Pour ma part, je suis plutôt constant. Je veux dire par là que j’ai testé plein de choses pour me mettre dans les meilleures conditions (ou ce que je croyais être les meilleures conditions qui soient), mais au bout du compte, je reviens toujours à ce qui me « correspond le mieux » - j’aillais écrire « ce qui me réussit le mieux », mais là encore, qu’est-ce que ça veut dire ? Il est plus juste d’essayer de trouver le lieu, les outils et les moments qui vous font sentir que là, oui, vous êtes bien, vous êtes dans votre écriture. Et ça, je suis sûr que ça parle à tout le monde qui écrit !

 

OU ?

 

Bien sûr, n’importe où… mais pas pour moi. Bien sûr, on adore l’image mythique de l’auteur en transe et hors du monde, au beau milieu d’un café bondé, tapant fébrilement sur son ordi (ou mieux : noircissant les milliers de pages de ses carnets) alors que le garçon s’agite autour de lui (en braillant à l’attention d’un autre garçon de café à l’autre bout de la salle), lui pose un café sur la table en renversant la moitié dans la soucoupe (qui porte l’empreinte de son pouce plein de moutarde sur le rebord) et sur les carnets en question, et lui réclame déjà le règlement (tout ceci, de préférence dans un café très chic du 6ème arrondissement pour les plus vieux, ou, pour les plus jeunes, dans un boui-boui soooo cool du 20ème avec douze chaises dépareillées sur dix, des coussins par terre si tu préfères t’asseoir par terre, enveloppé d’une fumée douceâtre en provenance de la cigarette vaguement suspecte de ton voisin (qui rit un peu bêtement tout seul depuis deux heures)…

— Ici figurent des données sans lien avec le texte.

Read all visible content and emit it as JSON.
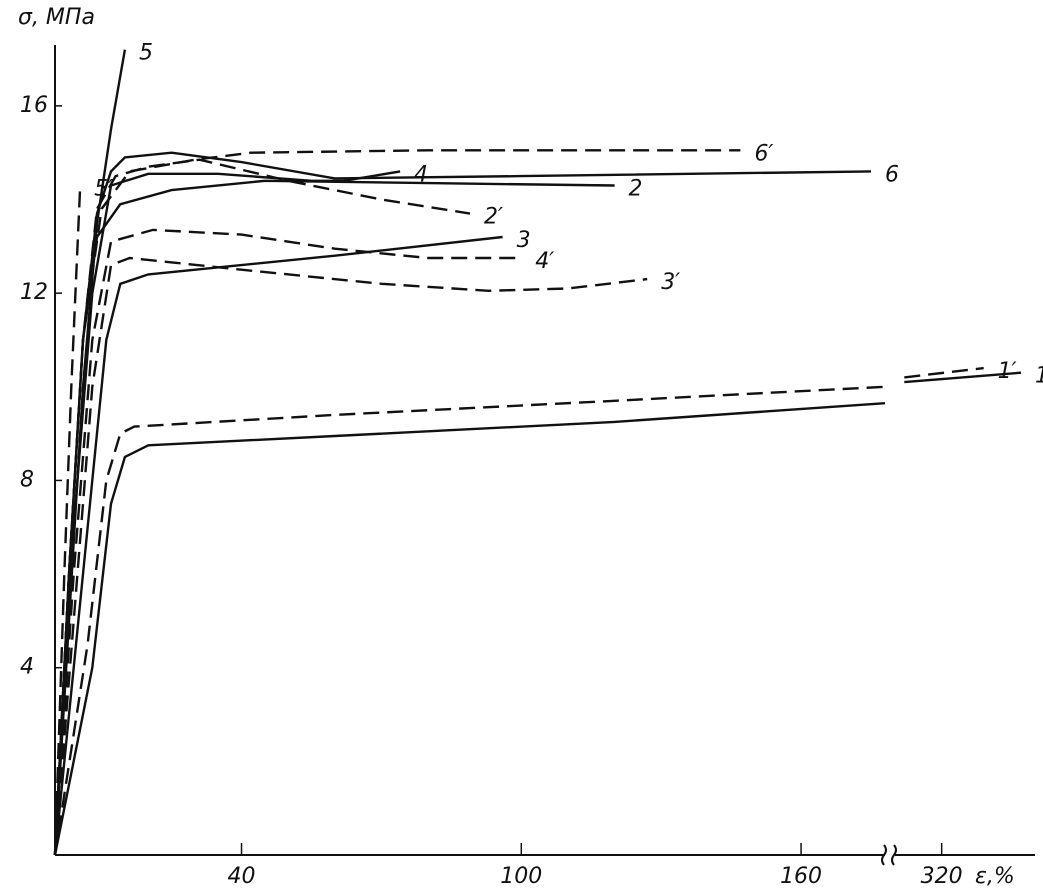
{
  "chart_data": {
    "type": "line",
    "xlabel": "ε,%",
    "ylabel": "σ, МПа",
    "xlim": [
      0,
      340
    ],
    "x_break": [
      178,
      310
    ],
    "ylim": [
      0,
      17.3
    ],
    "xticks": [
      40,
      100,
      160,
      320
    ],
    "yticks": [
      4,
      8,
      12,
      16
    ],
    "grid": false,
    "series": [
      {
        "name": "1",
        "color": "#111111",
        "dash": false,
        "x": [
          0,
          8,
          12,
          15,
          20,
          60,
          120,
          178,
          null,
          312,
          337
        ],
        "values": [
          0,
          4,
          7.5,
          8.5,
          8.75,
          8.95,
          9.25,
          9.65,
          null,
          10.1,
          10.3
        ]
      },
      {
        "name": "1′",
        "color": "#111111",
        "dash": true,
        "x": [
          0,
          7,
          11,
          14,
          17,
          60,
          120,
          178,
          null,
          312,
          329
        ],
        "values": [
          0,
          4.5,
          8,
          9,
          9.15,
          9.4,
          9.7,
          10.0,
          null,
          10.2,
          10.4
        ]
      },
      {
        "name": "2",
        "color": "#111111",
        "dash": false,
        "x": [
          0,
          3,
          6,
          9,
          14,
          25,
          45,
          80,
          120
        ],
        "values": [
          0,
          6,
          11,
          13.2,
          13.9,
          14.2,
          14.4,
          14.35,
          14.3
        ]
      },
      {
        "name": "2′",
        "color": "#111111",
        "dash": true,
        "x": [
          0,
          3,
          6,
          9,
          13,
          20,
          31,
          50,
          70,
          89
        ],
        "values": [
          0,
          6,
          11,
          13.8,
          14.5,
          14.7,
          14.85,
          14.4,
          14.0,
          13.7
        ]
      },
      {
        "name": "3",
        "color": "#111111",
        "dash": false,
        "x": [
          0,
          4,
          8,
          11,
          14,
          20,
          60,
          96
        ],
        "values": [
          0,
          4,
          8,
          11,
          12.2,
          12.4,
          12.8,
          13.2
        ]
      },
      {
        "name": "3′",
        "color": "#111111",
        "dash": true,
        "x": [
          0,
          4,
          8,
          12,
          16,
          40,
          70,
          93,
          110,
          127
        ],
        "values": [
          0,
          5,
          10,
          12.6,
          12.75,
          12.5,
          12.2,
          12.05,
          12.1,
          12.3
        ]
      },
      {
        "name": "4",
        "color": "#111111",
        "dash": false,
        "x": [
          0,
          4,
          8,
          12,
          20,
          35,
          55,
          62,
          74
        ],
        "values": [
          0,
          7,
          12,
          14.3,
          14.55,
          14.55,
          14.4,
          14.4,
          14.6
        ]
      },
      {
        "name": "4′",
        "color": "#111111",
        "dash": true,
        "x": [
          0,
          4,
          8,
          12,
          21,
          40,
          60,
          80,
          100
        ],
        "values": [
          0,
          6,
          11,
          13.1,
          13.35,
          13.25,
          12.95,
          12.75,
          12.75
        ]
      },
      {
        "name": "5",
        "color": "#111111",
        "dash": false,
        "x": [
          0,
          3,
          6,
          9,
          12,
          15
        ],
        "values": [
          0,
          5,
          10,
          13.5,
          15.5,
          17.2
        ]
      },
      {
        "name": "5′",
        "color": "#111111",
        "dash": true,
        "x": [
          0,
          2,
          3.5,
          5.4
        ],
        "values": [
          0,
          6,
          10,
          14.3
        ]
      },
      {
        "name": "6",
        "color": "#111111",
        "dash": false,
        "x": [
          0,
          3,
          6,
          9,
          12,
          15,
          25,
          40,
          60,
          100,
          175
        ],
        "values": [
          0,
          6,
          11,
          13.7,
          14.6,
          14.9,
          15.0,
          14.8,
          14.45,
          14.5,
          14.6
        ]
      },
      {
        "name": "6′",
        "color": "#111111",
        "dash": true,
        "x": [
          0,
          3,
          6,
          10,
          16,
          30,
          42,
          80,
          147
        ],
        "values": [
          0,
          6,
          11,
          13.8,
          14.6,
          14.85,
          15.0,
          15.05,
          15.05
        ]
      }
    ]
  }
}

Eh bien tout ça, j’ai essayé, et ça ne me réussit pas, mais alors pas du tout. Pour ma part, c’est plutôt un petit coin chez moi, pas forcément le bureau de ministre, non, juste une petite table déjà bien encombrée de gri-gris, ce que j’appelle mes objets-repère, qui me font du bien quand je les regarde, quand je les touche, qui me recentrent quand je me perds dans mes plans ou mon chapitre en cours, quand je bute sur un obstacle, quand je suis pris d’un gentil petit ras-le bol. J’ai une ou deux mini-plantes (un peu de vert, quoi, pour les parisiens qui vivent dans des placards sans jardin), une petite sirène (initialement perchée sur son rocher, mais j’ai perdu le caillou) en référence à mon premier thriller, une petite sculpture de penseur façon Rodin sur son socle en bois, mes deux masques africains sous verre, offerts par ma tante lorsque j’étais réfugié chez elle, il y a vingt ans, pour rédiger un premier manuscrit qui sera aussi mon premier roman publié, et, last but not least, une sphère verte qui contient un pendentif magique, celui d’Oscar Pill. Entouré de ces petites choses précieuses, je suis bien, là, à ma petite table.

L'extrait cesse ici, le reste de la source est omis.